Podem chamar-lhe um livro de memórias, autobiografia, ou outra coisa qualquer. Para o caso é absolutamente indiferente. Porque na verdade não se trata de nenhum livro de memórias. E é pena. Com o que terá visto e aprendido ao longo da vida, com a sua experiência e pelos lugares por onde andou, o senhor governador podia, e devia, ter apresentado algo muito melhor. Ou ter ficado quieto, que teria sido o mais recomendável, a ver se os portugueses se esqueciam dele e eram poupados ao que apresentou.

Trata-se, efectivamente, de uma tentativa de composição e aperfeiçoamento da sua imagem e de um claro ajuste de contas para a posteridade. Pena que não lhe tivesse saído bem. Não é, pois, um livro de memórias. Que ninguém vá ao engano.

A minha opinião vale o que vale, mas a gravidade e a desfaçatez do que ali se registou é de pasmar.

No capítulo 5 (A passagem pela Caixa e o regresso à Europa), a propósito do seu tempo na Caixa Geral de Depósitos, que continua a ser uma referência do que não devia ser, a dada altura escreve-se o seguinte:

"Macau foi outra conversa.

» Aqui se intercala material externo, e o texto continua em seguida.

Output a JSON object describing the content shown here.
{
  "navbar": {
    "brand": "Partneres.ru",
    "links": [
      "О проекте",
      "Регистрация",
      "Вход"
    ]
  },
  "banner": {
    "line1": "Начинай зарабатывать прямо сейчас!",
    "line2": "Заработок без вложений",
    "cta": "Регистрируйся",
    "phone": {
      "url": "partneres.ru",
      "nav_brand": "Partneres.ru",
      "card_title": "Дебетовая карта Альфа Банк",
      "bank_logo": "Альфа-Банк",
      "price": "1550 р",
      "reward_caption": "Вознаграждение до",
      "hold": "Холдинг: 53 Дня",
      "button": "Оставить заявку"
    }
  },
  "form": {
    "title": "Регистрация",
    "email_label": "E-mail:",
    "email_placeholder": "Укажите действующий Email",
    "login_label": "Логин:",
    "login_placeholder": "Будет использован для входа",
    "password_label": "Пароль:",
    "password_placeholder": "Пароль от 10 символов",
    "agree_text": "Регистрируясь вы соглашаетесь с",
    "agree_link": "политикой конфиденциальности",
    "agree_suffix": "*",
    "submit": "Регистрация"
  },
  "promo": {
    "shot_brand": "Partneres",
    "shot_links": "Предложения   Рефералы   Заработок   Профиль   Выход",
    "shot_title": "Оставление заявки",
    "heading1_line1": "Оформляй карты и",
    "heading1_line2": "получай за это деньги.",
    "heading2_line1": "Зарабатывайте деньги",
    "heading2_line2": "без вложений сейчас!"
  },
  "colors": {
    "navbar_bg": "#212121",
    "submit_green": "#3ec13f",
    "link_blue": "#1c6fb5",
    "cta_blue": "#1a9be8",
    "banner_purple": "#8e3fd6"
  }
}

A CGD detinha o Banco Nacional Ultramarino (BNU) que, por via do acordo de regresso do território de Macau à soberania chinesa, se mantinha como um banco emissor de moeda — um fator de grande importância nas relações de Portugal com a China desde 1901. Sendo Carlos Costa o presidente do Conselho de Administração do BNU, era a sua assinatura que aparecia nas notas da pataca macaense. Costa vai dar grande importância a Macau, por ver aí uma possibilidade de explorar o importantíssimo mercado chinês devido ao prestígio do BNU na comunidade macaense. Por seu impulso, a CGD abre um escritório de representação na praça financeira de Xangai. Queria ir mais longe, mas recebeu um conselho para não o fazer.

«Recordo-me de que na altura um importante empresário, cliente do BNU Macau, que fazia parte do Comité Permanente do Politburo do Partido Comunista Chinês [76] e da Assembleia Popular Nacional da China[77]), me disse: “Tenho uma grande dívida de gratidão para com o BNU/CGD que acreditou e financiou a minha família em tempos muito difíceis e considero desejável a expansão da presença do BNU na China. Mas ainda não estão criadas as condições para a CGD ir para Pequim porque a capital sofre de vários problemas: corrupção, especulação imobiliária, penetração nos meios suburbanos do narcotráfico alimentado por redes oriundas de um país vizinho e problemas ambientais, a que acresce um sistema jurídico pouco seguro.” Depois de cuidada ponderação das informações recolhidas, optou-se por uma entrada gradual e foi solicitada autorização para a abertura de um escritório de representação em Xangai, que foi inaugurado em 2006. [78]»

Carlos Costa nunca o confirmou, mas o empresário em questão será o atual chefe do Governo de Macau, Ho Iat-seng (também conhecido como Ho Teng-iat), que na altura era o CEO do grupo industrial Ho Tin. Posteriormente, problemas diagnosticados por aquele importante dirigente chinês, nomeadamente a corrupção e o crescente tráfico de droga nas grandes cidades, começaram a ser duramente combatidos pela liderança do presidente Xi Jinping.»"

Depois, nas notas finais do capítulo, escreveu-se o seguinte:

"76 O Partido Comunista Chinês tem três órgãos centrais de decisão que podem ser hierarquizados da seguinte forma: o Comité Permanente do Politburo Central (7 membros), o Politburo (25 membros) e o Comité Central (376). O Comité Permanente é o órgão mais poderoso do Partido Comunista Chinês.

77 Também conhecido por Congresso Nacional do Povo. É a sede do poder legislativo da República Popular da China e os seus membros são designados pelo Partido Comunista Chinês.

78 Entrevista a Carlos Costa, 22 de julho de 2020."

Quando li esta passagem e as notas citadas fiquei logo elucidado sobre o grau de rigor do livro. Numa obra com a importância que lhe foi atribuída pelo autor, pela comunicação social e por antigos governantes, fiquei pasmado com a falta de rigor e a dimensão das asneiras. Não admira que a sua gestão no Banco de Portugal tivesse, e continue a dar, o brado que deu. Se o rigor do livro foi o mesmo que utilizou na gestão do Banco de Portugal ficamos todos esclarecidos.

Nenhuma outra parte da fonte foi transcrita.